Le deuil ne suit pas une trajectoire linéaire. Certains jours, vous pouvez ressentir un peu d’apaisement, retrouver le goût de sourire ou même éprouver des instants de sérénité. Puis, sans prévenir, une vague de douleur peut ressurgir avec une intensité qui semble vous ramener au premier jour de la perte.
Cette alternance est souvent déroutante. Pourtant, elle est parfaitement normale. Le deuil ne se compose pas d’étapes qui s’enchaînent de manière prévisible. Il ressemble davantage à une succession de vagues qui montent et redescendent, chacune suivant son propre rythme.
Le deuil se manifeste par vagues
Il arrive que la tristesse surgisse sans prévenir : une chanson entendue par hasard, un parfum familier, un lieu chargé de souvenirs ou une date particulière peuvent raviver l’absence de la personne aimée.
Ces vagues émotionnelles ne signifient pas que vous régressez, même plusieurs mois ou plusieurs années après le décès. Elles font partie intégrante du processus de deuil.
Il est tout à fait courant de passer d’un état émotionnel à un autre :
- ressentir un profond engourdissement ou un détachement émotionnel ;
- être submergé par une grande tristesse ou une colère intense ;
- vivre des moments de calme, de rire ou même de soulagement.
Chacune de ces émotions est légitime. L’esprit et le corps ne peuvent porter une douleur constante avec la même intensité. C’est pourquoi le deuil évolue souvent sous forme de vagues, plus ou moins fortes selon les périodes.
Pourquoi certains moments semblent-ils plus lourds ?
Les journées les plus difficiles surviennent souvent lorsque la réalité de la perte s’impose pleinement. Prendre conscience que votre proche ne reviendra pas ou que votre vie a changé de façon irréversible peut provoquer une profonde détresse émotionnelle.
Pour d’autres personnes, les périodes les plus douloureuses correspondent aux anniversaires, aux fêtes de famille, aux vacances ou à d’autres événements importants. Ces moments rappellent avec encore plus de force l’absence de l’être aimé et mettent en lumière tout l’amour qui demeure.

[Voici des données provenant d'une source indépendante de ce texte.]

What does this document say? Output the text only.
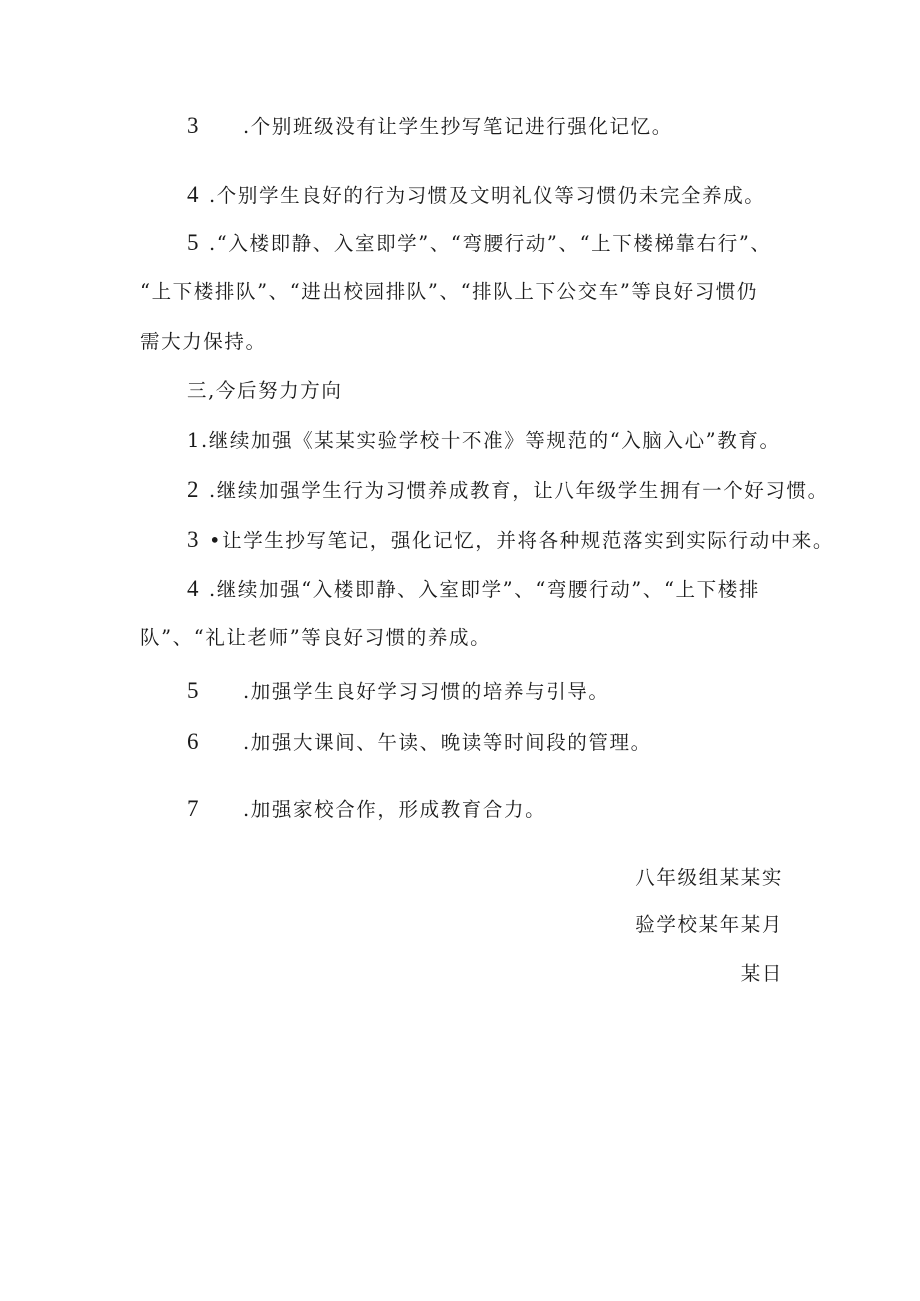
3 .个别班级没有让学生抄写笔记进行强化记忆。
4 .个别学生良好的行为习惯及文明礼仪等习惯仍未完全养成。
5 .“入楼即静、入室即学”、“弯腰行动”、“上下楼梯靠右行”、
“上下楼排队”、“进出校园排队”、“排队上下公交车”等良好习惯仍
需大力保持。
三,今后努力方向
1.继续加强《某某实验学校十不准》等规范的“入脑入心”教育。
2 .继续加强学生行为习惯养成教育，让八年级学生拥有一个好习惯。
3 •让学生抄写笔记，强化记忆，并将各种规范落实到实际行动中来。
4 .继续加强“入楼即静、入室即学”、“弯腰行动”、“上下楼排
队”、“礼让老师”等良好习惯的养成。
5 .加强学生良好学习习惯的培养与引导。
6 .加强大课间、午读、晚读等时间段的管理。
7 .加强家校合作，形成教育合力。
八年级组某某实
验学校某年某月
某日
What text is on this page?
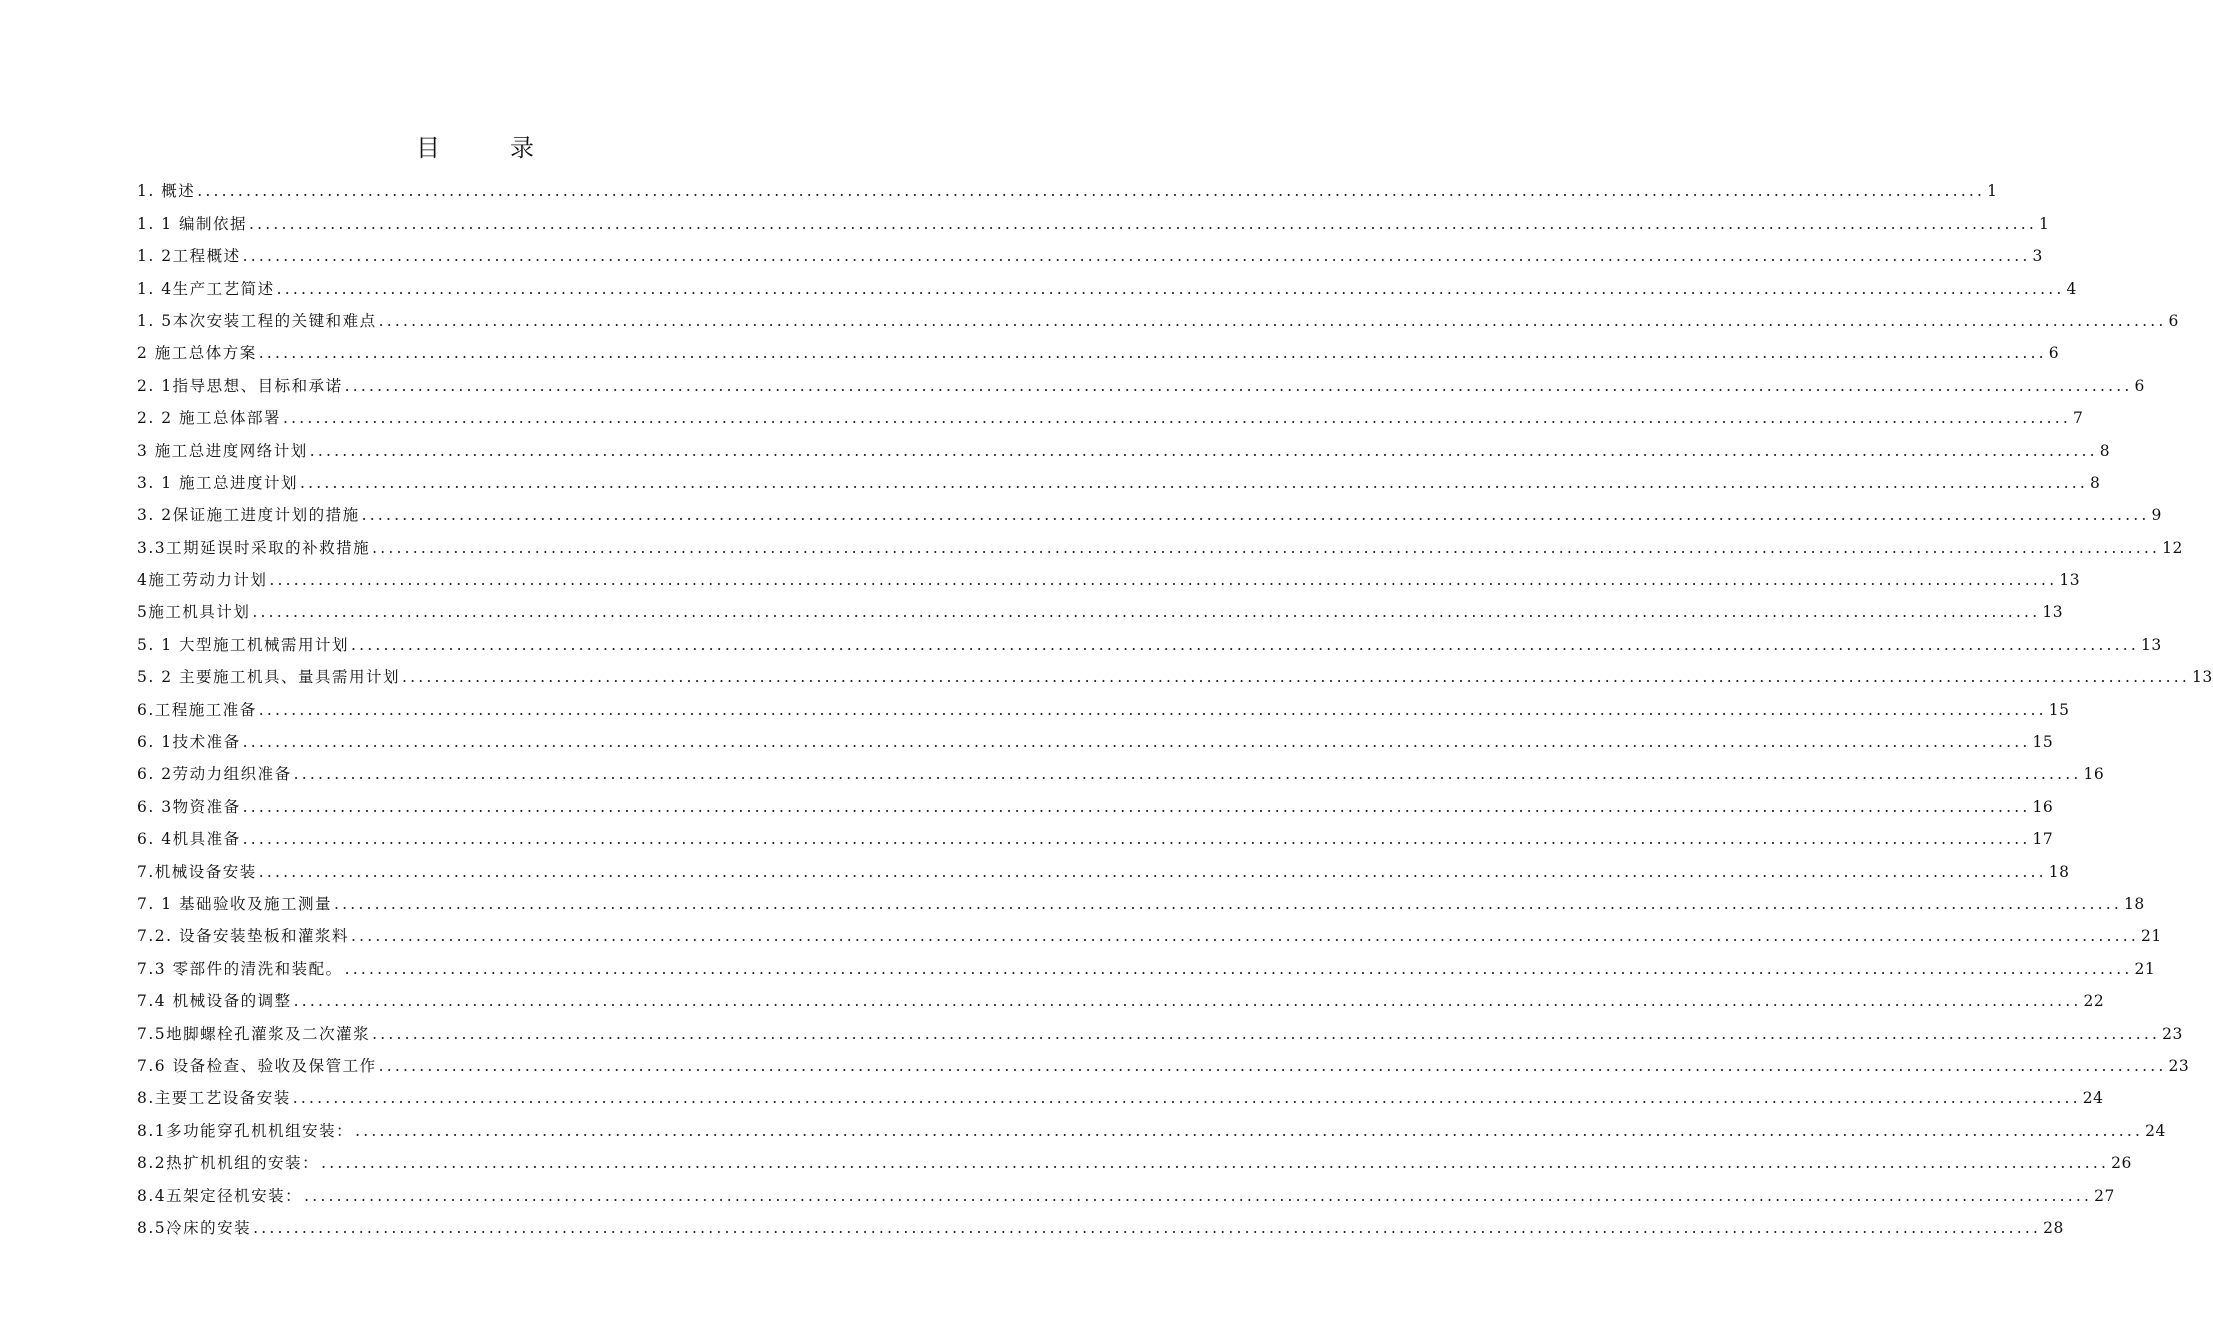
目	录
1. 概述 ............................................................................................................................................................................................................................ 1
1. 1 编制依据 ............................................................................................................................................................................................................................ 1
1. 2工程概述 ............................................................................................................................................................................................................................ 3
1. 4生产工艺简述 ............................................................................................................................................................................................................................ 4
1. 5本次安装工程的关键和难点 ............................................................................................................................................................................................................................ 6
2 施工总体方案 ............................................................................................................................................................................................................................ 6
2. 1指导思想、目标和承诺 ............................................................................................................................................................................................................................ 6
2. 2 施工总体部署 ............................................................................................................................................................................................................................ 7
3 施工总进度网络计划 ............................................................................................................................................................................................................................ 8
3. 1 施工总进度计划 ............................................................................................................................................................................................................................ 8
3. 2保证施工进度计划的措施 ............................................................................................................................................................................................................................ 9
3.3工期延误时采取的补救措施 ............................................................................................................................................................................................................................ 12
4施工劳动力计划 ............................................................................................................................................................................................................................ 13
5施工机具计划 ............................................................................................................................................................................................................................ 13
5. 1 大型施工机械需用计划 ............................................................................................................................................................................................................................ 13
5. 2 主要施工机具、量具需用计划 ............................................................................................................................................................................................................................ 13
6.工程施工准备 ............................................................................................................................................................................................................................ 15
6. 1技术准备 ............................................................................................................................................................................................................................ 15
6. 2劳动力组织准备 ............................................................................................................................................................................................................................ 16
6. 3物资准备 ............................................................................................................................................................................................................................ 16
6. 4机具准备 ............................................................................................................................................................................................................................ 17
7.机械设备安装 ............................................................................................................................................................................................................................ 18
7. 1 基础验收及施工测量 ............................................................................................................................................................................................................................ 18
7.2. 设备安装垫板和灌浆料 ............................................................................................................................................................................................................................ 21
7.3 零部件的清洗和装配。 ............................................................................................................................................................................................................................ 21
7.4 机械设备的调整 ............................................................................................................................................................................................................................ 22
7.5地脚螺栓孔灌浆及二次灌浆 ............................................................................................................................................................................................................................ 23
7.6 设备检查、验收及保管工作 ............................................................................................................................................................................................................................ 23
8.主要工艺设备安装 ............................................................................................................................................................................................................................ 24
8.1多功能穿孔机机组安装： ............................................................................................................................................................................................................................ 24
8.2热扩机机组的安装： ............................................................................................................................................................................................................................ 26
8.4五架定径机安装： ............................................................................................................................................................................................................................ 27
8.5冷床的安装 ............................................................................................................................................................................................................................ 28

Avec le temps, ces vagues ont généralement tendance à s’apaiser. Elles ne disparaissent pas forcément, mais deviennent souvent plus prévisibles, moins envahissantes et plus faciles à traverser.
Il n’existe pas de « bonne » façon de vivre son deuil
Chaque personne vit son deuil différemment.
Certaines pleurent chaque jour. D’autres pleurent très peu. Certaines ressentent d’abord de la colère, d’autres de la culpabilité, de l’incrédulité ou, parfois, des moments de paix.
Il n’existe ni bonne ni mauvaise manière de vivre son deuil. Chaque émotion traduit le lien unique qui vous unissait à la personne décédée. Le deuil est l’expression naturelle de cet amour et de cette relation.
Ce qui peut aider lors des jours difficiles
Même si la douleur ne peut être supprimée, certaines attitudes peuvent aider à mieux traverser les journées les plus éprouvantes.
Accueillez la vague.
Nommer ce que vous vivez — « Aujourd’hui est une journée particulièrement difficile » — permet souvent de prendre un peu de recul et de diminuer le sentiment d’être submergé.
Faites preuve de compassion envers vous-même.
Le deuil n’est ni une faiblesse ni un manque de courage. C’est une réponse humaine à une perte importante. Évitez de vous juger lorsque certaines journées sont plus difficiles que d’autres.
N’hésitez pas à demander du soutien.
Qu’il s’agisse d’un proche de confiance, d’un groupe de parole, d’un professionnel ou d’un accompagnement spécialisé, le fait de pouvoir exprimer ce qui se vit intérieurement apporte souvent un réel soulagement.
Créez des rituels réconfortants.
Allumer une bougie, écrire une lettre à la personne disparue, méditer, marcher dans la nature ou prendre quelques instants de silence peuvent devenir des repères sécurisants lorsque les émotions sont particulièrement intenses.
En conclusion
Les jours les plus difficiles ne signifient pas que vous échouez dans votre cheminement de deuil. Ils en font pleinement partie.
Avec le temps, la douleur évolue. Les vagues deviennent généralement moins fréquentes, moins intenses et plus faciles à reconnaître. Le manque peut rester présent, mais il prend une autre forme.
Sous ces vagues demeure toujours l’amour que vous portez à la personne disparue. Cet amour ne s’efface pas ; il continue d’exister autrement, tout en vous accompagnant progressivement vers un nouvel équilibre.